Context

The Applied Social Data Science Programme is a postgraduate diploma (PG Dip.) offered by the Department of Political Science and funded by the HEA’s Springboard+ initiative. The target student group for Springboard+ programmes is unemployed people with a previous history of employment, those in employment, and those returning to the workforce. In practice, approximately half of students are recent graduates. The programme is currently close to completing its second year, and will next year be offered also as a paid MSc (i.e. with additional 30 ECTS dissertation). As well as Springboard+ students, ASDS modules are also offered to Political Science PhD researchers, and the Statistics I and II modules are compulsory methods classes for first year PhD researchers.

Need

Following year one of the programme it became clear from student feedback that teaching did not always meet expectations, particularly regarding the retraining and upskilling aspect of Springboard+ programmes. Students felt that the programme was too narrowly focussed on purely academic skills appropriate for PhD researchers and those wishing to proceed to a career in HE, and did not include enough focus on the broader skillset required for working in the private or public sectors as a data scientist.

A need was therefore identified to improve professionalisation, and introduce students to the wider set of techniques necessary to be competitive within the job market. These include managing the data science workflow, familiarising students with common data science platforms for collaboration, as well as the more practical coding skills needed to wrangle data and communicate results.

Proposed Solution

To meet this need I redesigned my teaching for Statistics I, a compulsory 10 ECTS module offered to both ASDS students and first year PhD researchers. Teaching on this 10 week module is currently divided between 2hrs per week of lectures, given by a colleague, and 2hrs per week of tutorials/labs, taught by me. In year one of the programme these tutorials were divided into two 1 hour sessions, for two groups of students.

My proposed solution involved combining the two groups into a single 2 hour class, and then using the additional time available to restructure the pedagogical approach of the tutorials to a more praxis-oriented method. Rather than treating professional skill acquisition as separate to the learning outcomes, and simply pointing students toward additional external resources, I attempted to model each tutorial around a (realistic) data science project workflow, including the systems and tools which would be necessary to complete the task.

Within this approach an emphasis was placed on iteration: the same processes were repeated each week, with progressive complications and technical challenges added to stretch students whilst reinforcing a mental map of data science as a set of practices.

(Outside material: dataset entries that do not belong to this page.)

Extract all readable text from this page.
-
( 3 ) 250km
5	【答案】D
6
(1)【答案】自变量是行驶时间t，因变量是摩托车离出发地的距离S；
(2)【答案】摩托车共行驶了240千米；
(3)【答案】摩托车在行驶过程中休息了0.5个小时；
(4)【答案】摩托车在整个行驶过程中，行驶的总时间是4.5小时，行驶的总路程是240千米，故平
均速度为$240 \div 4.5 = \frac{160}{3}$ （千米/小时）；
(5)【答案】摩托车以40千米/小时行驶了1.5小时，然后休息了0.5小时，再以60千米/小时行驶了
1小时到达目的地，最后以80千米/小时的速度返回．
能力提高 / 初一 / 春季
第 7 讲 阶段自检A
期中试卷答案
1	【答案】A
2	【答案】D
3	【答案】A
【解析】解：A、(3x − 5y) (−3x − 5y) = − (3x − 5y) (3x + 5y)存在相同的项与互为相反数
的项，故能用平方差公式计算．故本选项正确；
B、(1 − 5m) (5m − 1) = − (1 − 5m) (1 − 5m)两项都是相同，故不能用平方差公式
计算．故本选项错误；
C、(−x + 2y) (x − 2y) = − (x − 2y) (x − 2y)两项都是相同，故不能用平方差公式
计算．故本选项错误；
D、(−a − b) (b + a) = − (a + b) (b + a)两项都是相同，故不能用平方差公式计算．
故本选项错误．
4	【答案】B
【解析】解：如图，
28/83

To begin with, processes were introduced simply as workflow (i.e., without an explicit requirement to code or engage with overly technical resources); once the motivation for an approach was clear, the technical aspect of practice was then gradually introduced, until students were able to grasp both why and how certain processes were followed.

Implementation

Implementation of the new teaching strategy involved advancing pedagogy in three specific areas: firstly, new teaching material was developed in skills for workflow management and professionalisation; secondly, synchronous teaching sessions were redesigned to include greater focus on collaboration, group work and peer learning; and finally, additional opportunities for formative assessment and continuous feedback were integrated into the teaching design. Each of these areas involved embedding digital pedagogy in some form.

Workflow Management and Professionalisation

To embed good workflow practices the first five weeks of tutorials were designed as discrete mini projects. I researched online for resources by data scientists that described their own workflow in a pragmatic way, and eventually decided on the approach used by Pat Schloss (Riffomonas), a data scientist working in genetics who uses a combination of R Studio with github for version control and collaborative work.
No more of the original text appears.